Туман над городом. Глава 1

Валентина Карпова
               
          Ева сидела в беседке и вслушивалась в разговор капель с крышей, с листвой, уже заметно начавшей менять зелёную окраску на более яркую, пёструю. Она любила дождь. По временам ей даже казалось, что и он отвечал ей тем же, иначе как можно было объяснить то, что он каждый год, сколько она себя помнила, непременно приходил поздравить её с днём рождения? Вот и сегодня… Хотя по всем приметам именно сегодня встречи с ним быть бы не должно. Почему? Ну, как? Согласно наблюдениям, в дни, когда случается туман, дождя не ждите! Но вот оно, опровержение – с утра туман, и дождь после обеда…

          О чём он шепчет? Успокаивает, а, может, что-то обещает? За свою непродолжительную жизнь Ева слышала много разных обещаний от различных людей, которые сразу же забывали данное слово, едва оно срывалось с их губ. Даже самые близкие из них и те... Обещал звонить и не звонит отец, обещала бросить пить и не бросила мать.  Обещанного три года ждут? Не верьте – оно либо сразу исполняется, тут же, по горячим следам, либо вообще никогда, но второе, к сожалению, чаще. Может, не у всех и не со всеми, но вот у неё, у Евы Стрельченко, всё происходило и происходит именно так. Привыкла, знает, а потому больше и не верит.

          Из окон квартиры на первом этаже прямо напротив беседки, где сидела юная девушка, лился на улицу белесый свет, звучала музыка, доносился весёлый смех – мама отмечала шестнадцатый день рождения дочери с очередным кавалером в компании шумных гостей. Её мало волновало то, что почти никто из присутствующих не был знаком лично с виновницей торжества, почему-то отсутствующей за праздничным столом, тесно уставленным бутылками с горячительными напитками и немудрящей едой. Не тревожило родительницу и то, что она не знала, где в данный момент находится её ребёнок. Но, если честно, сам этот факт и Еву сейчас занимал менее всего.

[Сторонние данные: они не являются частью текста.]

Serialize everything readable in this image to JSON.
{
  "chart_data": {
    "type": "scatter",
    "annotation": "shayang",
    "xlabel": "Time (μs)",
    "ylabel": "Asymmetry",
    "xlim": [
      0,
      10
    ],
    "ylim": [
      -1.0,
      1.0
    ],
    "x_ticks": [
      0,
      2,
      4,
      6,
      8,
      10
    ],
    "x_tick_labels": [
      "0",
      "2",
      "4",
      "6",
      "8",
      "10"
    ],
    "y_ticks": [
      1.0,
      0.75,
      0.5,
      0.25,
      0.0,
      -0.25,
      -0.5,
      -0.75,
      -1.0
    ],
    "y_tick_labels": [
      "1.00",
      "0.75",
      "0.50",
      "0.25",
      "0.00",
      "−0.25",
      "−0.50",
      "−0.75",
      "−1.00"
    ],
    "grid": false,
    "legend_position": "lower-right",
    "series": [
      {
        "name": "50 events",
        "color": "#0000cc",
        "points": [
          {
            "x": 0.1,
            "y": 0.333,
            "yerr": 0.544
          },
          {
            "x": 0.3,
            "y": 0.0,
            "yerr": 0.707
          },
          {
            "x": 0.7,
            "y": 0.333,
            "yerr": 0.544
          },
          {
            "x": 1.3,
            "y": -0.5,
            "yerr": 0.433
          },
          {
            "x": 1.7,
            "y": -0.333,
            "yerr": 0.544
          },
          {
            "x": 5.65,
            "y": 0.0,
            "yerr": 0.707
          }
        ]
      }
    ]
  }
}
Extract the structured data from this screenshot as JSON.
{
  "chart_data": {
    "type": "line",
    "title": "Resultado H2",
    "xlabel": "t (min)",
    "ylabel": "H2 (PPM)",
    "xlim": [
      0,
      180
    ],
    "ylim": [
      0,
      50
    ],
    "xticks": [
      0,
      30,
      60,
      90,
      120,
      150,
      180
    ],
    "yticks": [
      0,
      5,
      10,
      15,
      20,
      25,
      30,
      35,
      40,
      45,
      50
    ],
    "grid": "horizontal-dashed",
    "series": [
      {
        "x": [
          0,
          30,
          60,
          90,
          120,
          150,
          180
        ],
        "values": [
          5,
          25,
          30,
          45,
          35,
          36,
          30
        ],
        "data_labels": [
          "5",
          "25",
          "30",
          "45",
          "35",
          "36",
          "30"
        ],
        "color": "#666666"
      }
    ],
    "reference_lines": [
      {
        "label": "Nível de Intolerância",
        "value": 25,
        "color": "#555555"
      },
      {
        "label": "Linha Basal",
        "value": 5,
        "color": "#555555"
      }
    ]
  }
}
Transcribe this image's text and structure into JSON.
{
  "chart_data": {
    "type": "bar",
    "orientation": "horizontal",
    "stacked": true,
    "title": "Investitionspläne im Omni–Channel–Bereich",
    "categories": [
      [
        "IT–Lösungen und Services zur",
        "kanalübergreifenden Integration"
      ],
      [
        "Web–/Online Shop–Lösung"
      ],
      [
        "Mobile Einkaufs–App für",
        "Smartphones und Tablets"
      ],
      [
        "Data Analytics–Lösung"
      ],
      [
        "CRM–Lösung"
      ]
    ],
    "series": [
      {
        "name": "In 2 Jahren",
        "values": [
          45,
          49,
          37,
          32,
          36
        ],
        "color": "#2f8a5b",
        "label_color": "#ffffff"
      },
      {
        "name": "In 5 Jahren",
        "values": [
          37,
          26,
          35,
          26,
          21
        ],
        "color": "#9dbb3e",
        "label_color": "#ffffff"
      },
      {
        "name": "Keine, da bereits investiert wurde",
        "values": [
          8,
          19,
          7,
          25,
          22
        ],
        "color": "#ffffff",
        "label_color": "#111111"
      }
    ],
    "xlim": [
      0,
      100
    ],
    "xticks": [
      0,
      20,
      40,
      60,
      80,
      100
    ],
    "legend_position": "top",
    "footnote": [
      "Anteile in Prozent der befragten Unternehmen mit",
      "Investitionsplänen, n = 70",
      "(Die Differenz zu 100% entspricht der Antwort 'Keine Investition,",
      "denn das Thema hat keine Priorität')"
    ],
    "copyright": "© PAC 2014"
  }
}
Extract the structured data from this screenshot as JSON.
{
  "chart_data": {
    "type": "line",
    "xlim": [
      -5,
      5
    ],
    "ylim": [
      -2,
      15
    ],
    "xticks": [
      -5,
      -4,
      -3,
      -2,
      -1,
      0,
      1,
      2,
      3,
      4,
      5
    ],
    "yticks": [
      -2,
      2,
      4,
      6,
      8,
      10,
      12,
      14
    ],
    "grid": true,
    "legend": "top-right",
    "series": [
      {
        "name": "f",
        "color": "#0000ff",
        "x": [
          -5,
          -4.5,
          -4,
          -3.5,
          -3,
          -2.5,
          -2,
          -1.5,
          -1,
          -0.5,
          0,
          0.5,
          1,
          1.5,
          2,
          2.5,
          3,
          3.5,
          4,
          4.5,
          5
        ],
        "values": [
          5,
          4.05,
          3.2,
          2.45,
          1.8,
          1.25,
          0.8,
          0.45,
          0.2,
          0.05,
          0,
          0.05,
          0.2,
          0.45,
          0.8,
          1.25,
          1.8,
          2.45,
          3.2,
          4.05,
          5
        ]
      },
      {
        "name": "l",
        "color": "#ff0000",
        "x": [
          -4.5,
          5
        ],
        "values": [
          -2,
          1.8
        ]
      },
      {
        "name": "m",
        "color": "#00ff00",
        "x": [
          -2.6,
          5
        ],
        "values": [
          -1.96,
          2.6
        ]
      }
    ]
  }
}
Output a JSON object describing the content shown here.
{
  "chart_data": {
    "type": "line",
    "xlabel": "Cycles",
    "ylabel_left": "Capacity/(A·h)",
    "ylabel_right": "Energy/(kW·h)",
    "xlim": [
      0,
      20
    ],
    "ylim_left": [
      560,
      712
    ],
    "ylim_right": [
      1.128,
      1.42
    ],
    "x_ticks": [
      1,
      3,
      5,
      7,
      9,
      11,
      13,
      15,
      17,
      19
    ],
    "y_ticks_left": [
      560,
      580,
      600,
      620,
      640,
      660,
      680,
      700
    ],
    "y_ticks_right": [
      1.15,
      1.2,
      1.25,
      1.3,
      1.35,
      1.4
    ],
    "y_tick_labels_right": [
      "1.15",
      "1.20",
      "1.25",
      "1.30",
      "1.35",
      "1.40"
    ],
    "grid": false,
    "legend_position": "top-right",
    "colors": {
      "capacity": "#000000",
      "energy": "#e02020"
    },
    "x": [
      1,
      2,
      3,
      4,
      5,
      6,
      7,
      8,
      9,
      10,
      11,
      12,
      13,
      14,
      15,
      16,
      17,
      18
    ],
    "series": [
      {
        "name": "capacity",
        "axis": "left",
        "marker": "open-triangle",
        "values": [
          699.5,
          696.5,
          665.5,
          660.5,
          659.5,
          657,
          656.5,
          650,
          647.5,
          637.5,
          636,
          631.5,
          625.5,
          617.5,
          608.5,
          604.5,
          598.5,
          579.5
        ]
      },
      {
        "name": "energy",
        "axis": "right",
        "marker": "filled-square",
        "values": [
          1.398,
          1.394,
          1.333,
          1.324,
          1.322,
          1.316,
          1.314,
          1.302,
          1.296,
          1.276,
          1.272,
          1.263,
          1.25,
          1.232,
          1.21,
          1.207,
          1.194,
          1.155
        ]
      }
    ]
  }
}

Гораздо больше тревожило то, что в животе уже довольно продолжительное время раздавалось голодное урчание – элементарно хотелось есть.

          Имелось две возможности проникнуть в собственную квартиру: один легальный, т.е. через входную дверь, рискуя при этом сразу же быть замеченной и «арестованной» - не самый лучший расклад сидеть среди пьяных, не следящих ни за своею речью, ни за руками мужиков, взрослых и не очень, почти пацанов, собственных ровесников. Маман последнее время не слишком была разборчива в выборе партнёров на вечер, два или неделю… Один Антоша чего стоит. С ним и днём в толпе народа находиться нежелательно, а уж вот таким образом… нет уж, спасибо! Была и вторая возможность – по «тропе свободы», освоенной уже давным-давно. Окно в её комнате легко открывалось под нажимом из-за хлипкого шпингалета, но сегодня этот путь был совершенно бесполезен – еды в комнате не было, а потому… Оставалась только дверь.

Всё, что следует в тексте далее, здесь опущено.